W.E.B. Du Bois opened The Souls of Black Folk (1903) by saying “the problem of the 20th century is the problem of the color-line.” Despite the tremendous gains resulting from the Civil Rights Movement’s activism, the “problem of the color-line” remains in place at the turn of the first quarter of the 21st century. This course examines the contributions of major Black authors toward addressing the “problem of the color-line” from the 19th century to today, with a focus on how Black authors have sought dignity and pursuit of the common good within a society beset by racist attitudes and legal structures that lead to disproportionate outcomes. The course puts these authors into dialogues with mainstays from the Catholic Intellectual Tradition to reflect on the nature of human dignity and our pursuit of the common good, and it especially elevates the contributions of under-discussed Black Catholics. The warrant for focusing on Black experiences and anti-Black racism is because this form of racism most directly shapes the history of racism in the US. Students will have the opportunity to investigate other groups’ experiences of racism using the framework provided by our investigation of anti-Black racism.
The course begins with literary texts from the 19th and early 20th century alongside legal texts to help students recognize the varieties of racial prejudice and their effects. It utilizes the distinction in Catholic theology between original sin and actual sin to help articulate the distinction to be drawn between, on the one hand, racist acts, laws, and norms for which particular actors are guilty and, on the other hand, the lingering consequences of such acts, laws, and norms, for which all are responsible, regardless of individual guilt, if we are to promote the common good and the healing of the “hidden wound” (Berry) of racism. Thinkers to be treated in this part of the course are court cases (Plessy v. Ferguson) and fiction writers (Kate Chopin, Flannery O’Connor, C.S. Lewis), as well as short excerpts from the Catholic Intellectual Tradition on the notions of sin, guilt, responsibility, and the common good (e.g., Plato, Augustine).

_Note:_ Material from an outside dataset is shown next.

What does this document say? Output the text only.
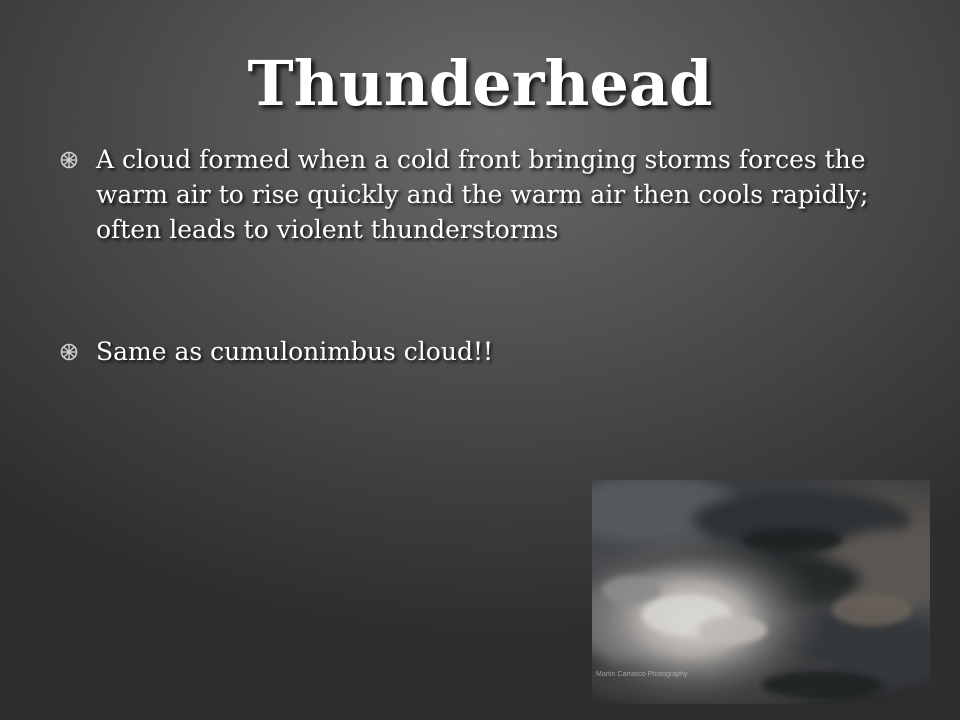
Thunderhead
A cloud formed when a cold front bringing storms forces the warm air to rise quickly and the warm air then cools rapidly; often leads to violent thunderstorms
Same as cumulonimbus cloud!!
Martin Carrasco Photography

The course then turns to a historical survey of major Black authors, focusing on their accounts of their own experiences and the philosophical and theoretical tools they develop to explain their experiences. This is the bulk of the course. Key figures are Frederick Douglass, W.E.B. Du Bois, James Baldwin, Martin Luther King, Malcolm X, and Ta-Nehisi Coates. Black feminist authors, such as Audre Lorde and bell hooks, will also be included. Students will be prompted to see how the “racial contract” (as Charles Mills explains) can rewrite itself to accommodate shifting legal and social realities, such that racism persists (e.g., from slavery to Jim Crow, from Jim Crow to mass incarceration and police brutality, etc.). Major concepts and issues will include the role of literacy, the goal and function of education, the meaning of struggle, violent and non-violent resistance, the way that race hierarchy is a “fixed star” in white consciousness, double-consciousness, the Veil, oppression, and historically-minded sociological analysis.
The course then turns toward systematic questions in our contemporary moment, following the conclusion of Coates’s Between the World and Me. Integrating the key ideas and arguments from earlier figures, we ask what needs to change in our systems of education, law, norms, wealth distribution, etc. in order to promote Black dignity and heal the “hidden wound.” Special emphasis will be placed on the dignity of labor, using texts from Tocqueville, Marx, Wendell Berry, Hannah Arendt, and Catholic social teaching (e.g., Laborem exercens). Special emphasis will also be placed on the contributions of recent Black Catholics (e.g., Brian Massingale on the necessity for lamentation).
This class will serve to fulfill the Humanitistic Inquiry LAE requirement in that it will engage a number of historical and contemporary texts that raise important questions about how different groups of people engage one in another in American society, especially concerning race. It will prompt students to reflect on human nature, the nature of human dignity, and the nature of human community. The course will fulfill the Social and Global Awareness requirement by engaging with a number of social issues in US culture and their historical relations to experiences abroad (e.g., the treatment of Black GIs in WWII in Europe vs. in America, trips that each of the major figures covered took abroad and the different experiences they had there, etc.).